At the end of a 'superb' year, Open Gardens founder looks forward to a bright 2017
Mick Moat hopes to attract 100 gardens to the charitable scheme by the end of next year
HANDING over a cheque for €12,000 to a children’s cancer charity has capped a ‘superb year’ for the Open Gardens / Jardins Ouverts scheme, founder Mick Moat said.
Three years after the organisation was founded, with four gardens in the Creuse, there are now 120 gardens in the association in 26 departments, and a further 20 have already pre-registered for 2017 and several others showing interest.
Visitors paid €5 for a one-off visit or €10 for a membership card and sometimes bought plants or refreshments with proceeds going to charity.
The association raised a record €23,000 – with the bulk of the money, €12,000, going to A Chacun son Everest which runs courses in the Alps to help children and women who are in remission from cancer but need help restoring their confidence after treatment.
The cheque for A Chacun son Everest was handed over at the prestigious French gardening show, Journées des Plantes de Chantilly, where Open Gardens had top billing and has been asked to come back in future years.
The cheque was given to six-year-old cancer survivor Orane, who has benefited from one of the courses run by the charity. “To see that little girl receiving that cheque was wonderful,” said Mr Moat.
“We have also heard back from other charities who have told us that they have been able to develop new projects due to our donations.
“It is lovely to think that the money visitors are giving and the work of the gardeners is making a difference to the lives of the children and adults concerned by the charities.”
Another €4,000 has been split between seven other charities:
- Le Dauphin Corse: which handicapped people rediscover their joie de vivre
- Réseau Bulle: a network of assistance and support for families and individuals affected by autism
- Quelque Chose en Plus: helps those aged 5-20 who suffer from a variety of disabilities
- Rigolopito: clowns visit children in hospitals in Languedoc-Roussillon and Midi-Pyrenées
- Association Française du Syndrome de Costello et Cardio-Facio-Cutané: for people affected by a rare disease characterised by postnatal growth retardation, skin and heart abnormalities and mental retardation
- Association Bouée d’Espoir: it helps people who are at risk of marginalisation due to difficulties, distress and despair and sets them back on a positive path in life
- Les Chiens Guides d’Aveugles de l’Ouest: trains and places guide dogs for blind and partially sighted people
The remaining money is used to cover the scheme’s running costs.

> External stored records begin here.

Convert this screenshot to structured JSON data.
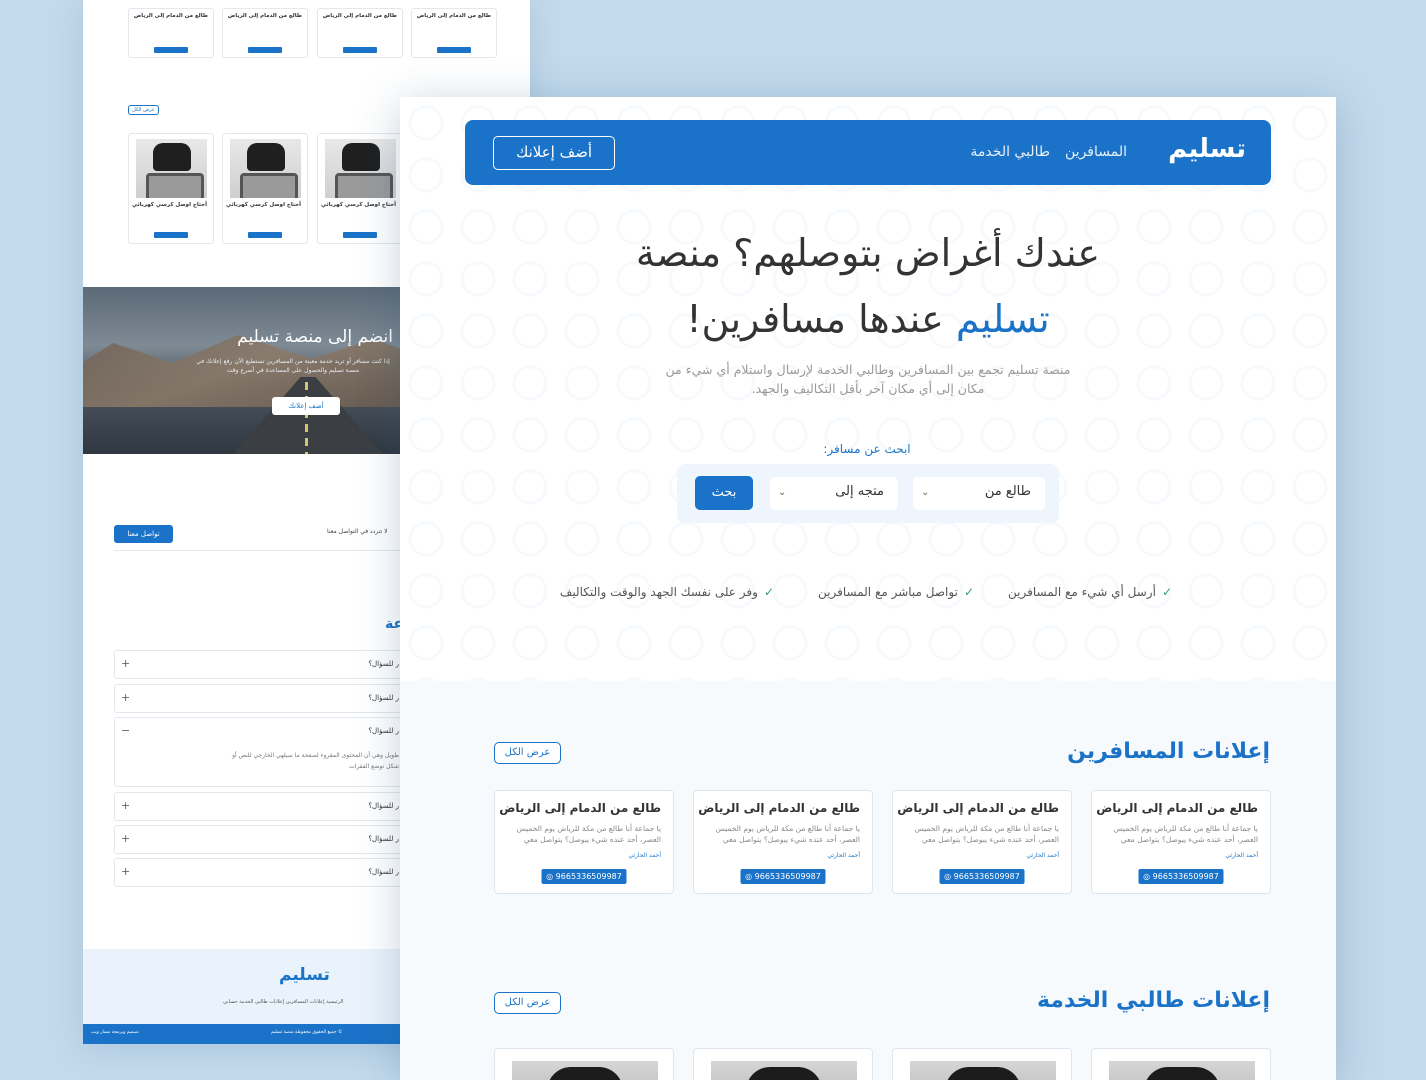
{
  "back": {
    "mini_cards": [
      {
        "title": "طالع من الدمام إلى الرياض"
      },
      {
        "title": "طالع من الدمام إلى الرياض"
      },
      {
        "title": "طالع من الدمام إلى الرياض"
      },
      {
        "title": "طالع من الدمام إلى الرياض"
      }
    ],
    "view_all": "عرض الكل",
    "products": [
      {
        "title": "أحتاج اوصل كرسي كهربائي"
      },
      {
        "title": "أحتاج اوصل كرسي كهربائي"
      },
      {
        "title": "أحتاج اوصل كرسي كهربائي"
      }
    ],
    "join": {
      "title": "انضم إلى منصة تسليم",
      "text": "إذا كنت مسافر أو تريد خدمة معينة من المسافرين تستطيع الآن رفع إعلانك في منصة تسليم والحصول على المساعدة في أسرع وقت",
      "button": "أضف إعلانك"
    },
    "contact": {
      "text": "لا تتردد في التواصل معنا",
      "button": "تواصل معنا",
      "icon": "?"
    },
    "faq_heading": "عة",
    "faq": [
      {
        "q": "ر للسؤال؟",
        "toggle": "+"
      },
      {
        "q": "ر للسؤال؟",
        "toggle": "+"
      },
      {
        "q": "ر للسؤال؟",
        "toggle": "−",
        "answer": "طويل وهي أن المحتوى المقروء لصفحة ما سيلهي الخارجي للنص أو شكل توضع الفقرات"
      },
      {
        "q": "ر للسؤال؟",
        "toggle": "+"
      },
      {
        "q": "ر للسؤال؟",
        "toggle": "+"
      },
      {
        "q": "ر للسؤال؟",
        "toggle": "+"
      }
    ],
    "footer": {
      "logo": "تسليم",
      "links": "الرئيسية     إعلانات المسافرين     إعلانات طالبي الخدمة     حسابي",
      "copyright": "© جميع الحقوق محفوظة منصة تسليم",
      "design": "تصميم وبرمجة مسار ويب"
    }
  },
  "nav": {
    "logo": "تسليم",
    "travelers": "المسافرين",
    "requesters": "طالبي الخدمة",
    "add_ad": "أضف إعلانك"
  },
  "hero": {
    "line1": "عندك أغراض بتوصلهم؟ منصة",
    "line2_accent": "تسليم",
    "line2_rest": " عندها مسافرين!",
    "subtitle": "منصة تسليم تجمع بين المسافرين وطالبي الخدمة لإرسال واستلام أي شيء من مكان إلى أي مكان آخر بأقل التكاليف والجهد."
  },
  "search": {
    "label": "ابحث عن مسافر:",
    "from": "طالع من",
    "to": "متجه إلى",
    "button": "بحث"
  },
  "features": [
    "أرسل أي شيء مع المسافرين",
    "تواصل مباشر مع المسافرين",
    "وفر على نفسك الجهد والوقت والتكاليف"
  ],
  "travelers_section": {
    "title": "إعلانات المسافرين",
    "view_all": "عرض الكل",
    "cards": [
      {
        "title": "طالع من الدمام إلى الرياض",
        "text": "يا جماعة أنا طالع من مكة للرياض يوم الخميس العصر، أحد عنده شيء يبوصل؟ يتواصل معي",
        "author": "أحمد الحارثي",
        "phone": "9665336509987"
      },
      {
        "title": "طالع من الدمام إلى الرياض",
        "text": "يا جماعة أنا طالع من مكة للرياض يوم الخميس العصر، أحد عنده شيء يبوصل؟ يتواصل معي",
        "author": "أحمد الحارثي",
        "phone": "9665336509987"
      },
      {
        "title": "طالع من الدمام إلى الرياض",
        "text": "يا جماعة أنا طالع من مكة للرياض يوم الخميس العصر، أحد عنده شيء يبوصل؟ يتواصل معي",
        "author": "أحمد الحارثي",
        "phone": "9665336509987"
      },
      {
        "title": "طالع من الدمام إلى الرياض",
        "text": "يا جماعة أنا طالع من مكة للرياض يوم الخميس العصر، أحد عنده شيء يبوصل؟ يتواصل معي",
        "author": "أحمد الحارثي",
        "phone": "9665336509987"
      }
    ]
  },
  "requesters_section": {
    "title": "إعلانات طالبي الخدمة",
    "view_all": "عرض الكل"
  },
  "icons": {
    "check": "check-icon",
    "whatsapp": "whatsapp-icon",
    "chevron": "chevron-down-icon"
  },
  "colors": {
    "primary": "#1a73c8",
    "check": "#2e9e6e",
    "backdrop": "#c3daec"
  }
}
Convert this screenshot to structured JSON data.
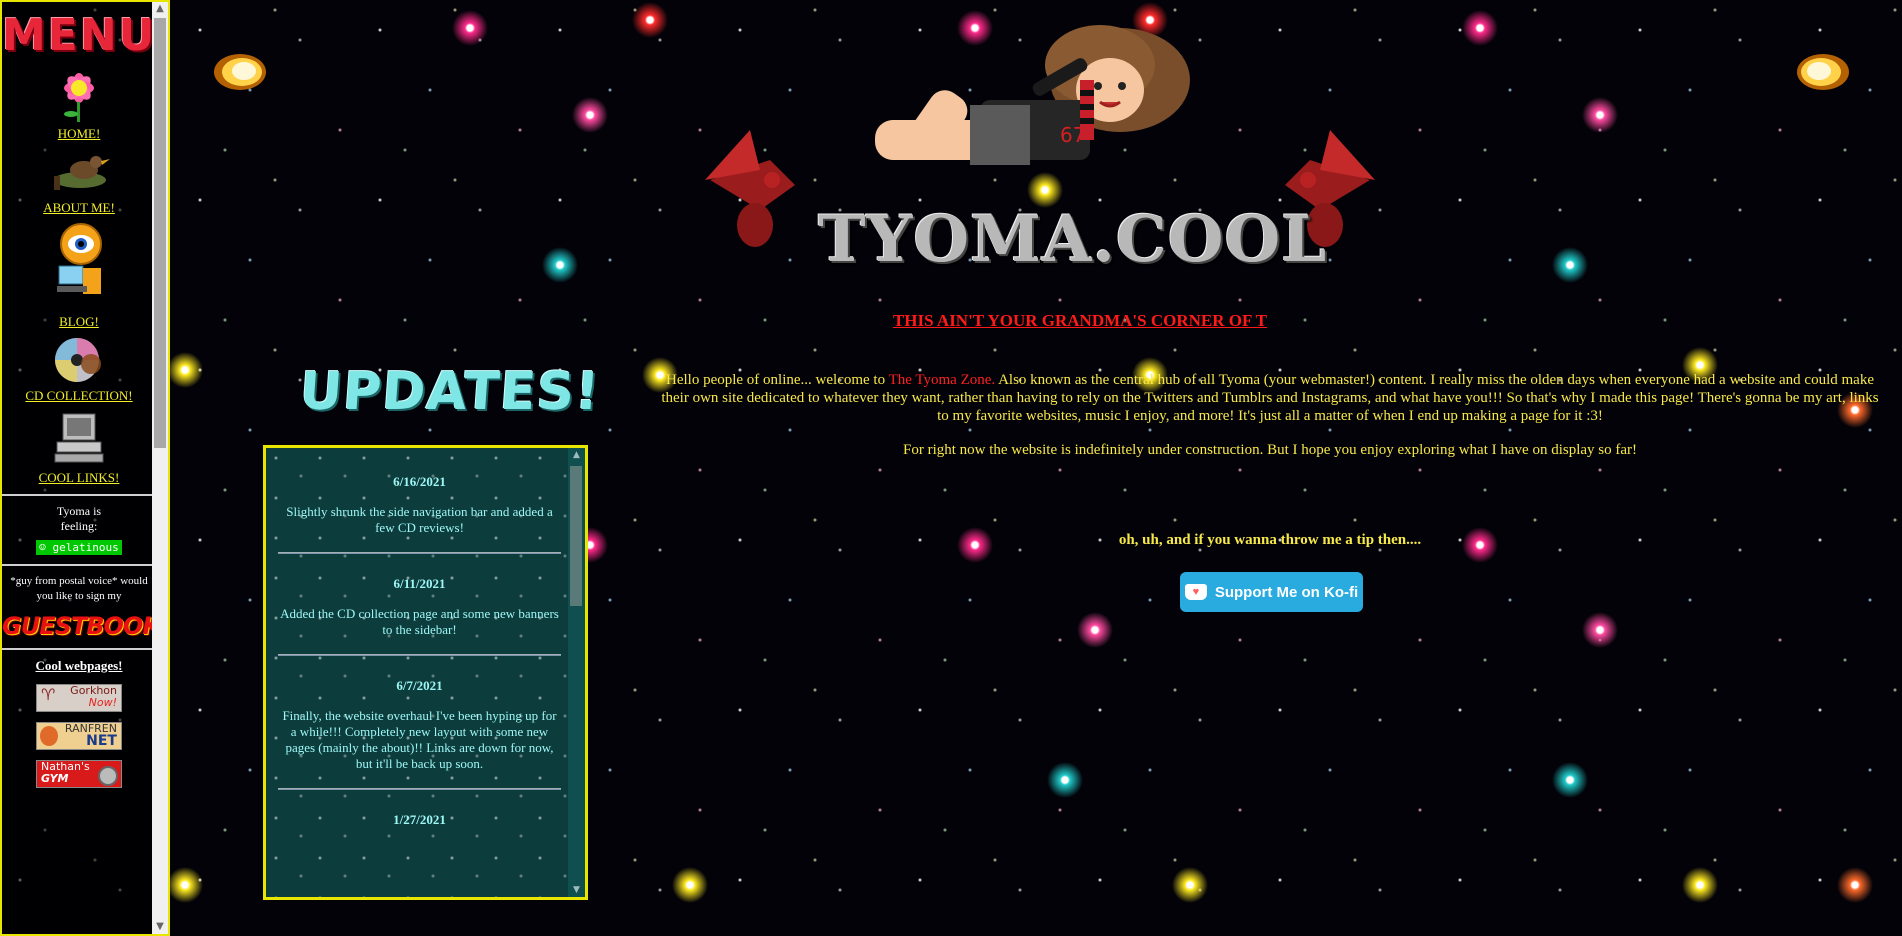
{
  "sidebar": {
    "menu_title": "MENU",
    "nav": [
      {
        "label": "HOME!",
        "icon": "flower-icon"
      },
      {
        "label": "ABOUT ME!",
        "icon": "bird-icon"
      },
      {
        "label": "BLOG!",
        "icon": "eye-computer-icon"
      },
      {
        "label": "CD COLLECTION!",
        "icon": "cd-icon"
      },
      {
        "label": "COOL LINKS!",
        "icon": "computer-icon"
      }
    ],
    "status_label": "Tyoma is feeling:",
    "status_value": "gelatinous",
    "guestbook_prompt": "*guy from postal voice* would you like to sign my",
    "guestbook_label": "GUESTBOOK?",
    "cool_webpages_title": "Cool webpages!",
    "buttons": [
      {
        "line1": "Gorkhon",
        "line2": "Now!"
      },
      {
        "line1": "RANFREN",
        "line2": "NET"
      },
      {
        "line1": "Nathan's",
        "line2": "GYM"
      }
    ]
  },
  "header": {
    "site_title": "TYOMA.COOL",
    "tagline": "THIS AIN'T YOUR GRANDMA'S CORNER OF T"
  },
  "intro": {
    "p1_before": "Hello people of online... welcome to ",
    "p1_highlight": "The Tyoma Zone.",
    "p1_after": " Also known as the central hub of all Tyoma (your webmaster!) content. I really miss the olden days when everyone had a website and could make their own site dedicated to whatever they want, rather than having to rely on the Twitters and Tumblrs and Instagrams, and what have you!!! So that's why I made this page! There's gonna be my art, links to my favorite websites, music I enjoy, and more! It's just all a matter of when I end up making a page for it :3!",
    "p2": "For right now the website is indefinitely under construction. But I hope you enjoy exploring what I have on display so far!"
  },
  "tip": {
    "text": "oh, uh, and if you wanna throw me a tip then....",
    "kofi_label": "Support Me on Ko-fi"
  },
  "updates": {
    "title": "UPDATES!",
    "entries": [
      {
        "date": "6/16/2021",
        "text": "Slightly shrunk the side navigation bar and added a few CD reviews!"
      },
      {
        "date": "6/11/2021",
        "text": "Added the CD collection page and some new banners to the sidebar!"
      },
      {
        "date": "6/7/2021",
        "text": "Finally, the website overhaul I've been hyping up for a while!!! Completely new layout with some new pages (mainly the about)!! Links are down for now, but it'll be back up soon."
      },
      {
        "date": "1/27/2021",
        "text": ""
      }
    ]
  },
  "colors": {
    "accent_yellow": "#e8e600",
    "link_yellow": "#f2ef28",
    "title_red": "#ff1a1a",
    "kofi_blue": "#29abe0",
    "updates_cyan": "#9ff7f7",
    "updates_bg": "#0c3c3c"
  }
}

In the long term, the aim is to cover these overheads by attracting sponsorship, allowing all donations to go directly to charity.
Once a charity has been adopted by Open Gardens it will receive money every year and the association hopes to add other causes in future years.
Mr Moat hopes to have 200 gardens signed up by the end of 2017: “We would like to see an increase in French gardeners who make up about 25% of our gardens and I would like to get that up to 50% or over within three to four years and we want to see gardens in more departments so that as much of France is covered as possible.”
He also revealed some ‘exceptional gardens in France’, which you usually have to pay to visit, have agreed to open up for one or two days a year for Open Garden members.
Open Gardens/Jardins Ouverts is keen to attract more gardens: “Every time one opens we are able to raise more money,” says Mr Moat.
“If you think that visitors would enjoy spending 30 minutes in your garden, please do get in contact with us.
“If you have a very small garden or a courtyard you can team up with another local person so that any visitor can see both and we have several examples where people have done just that.
“People who open their gardens tell me that they get a great deal of pleasure from sharing their plants and experiences with visitors, as well as knowing they are helping seriously ill children. There isn’t a downside.”
The association would also like to hear from anyone who would be interested in being an area co-ordinator: “It needn’t take up much time,” said Mr Moat. “It’s a question of visiting new gardens and advising them about how to go about taking part in the scheme and finding other gardeners who would like to join.”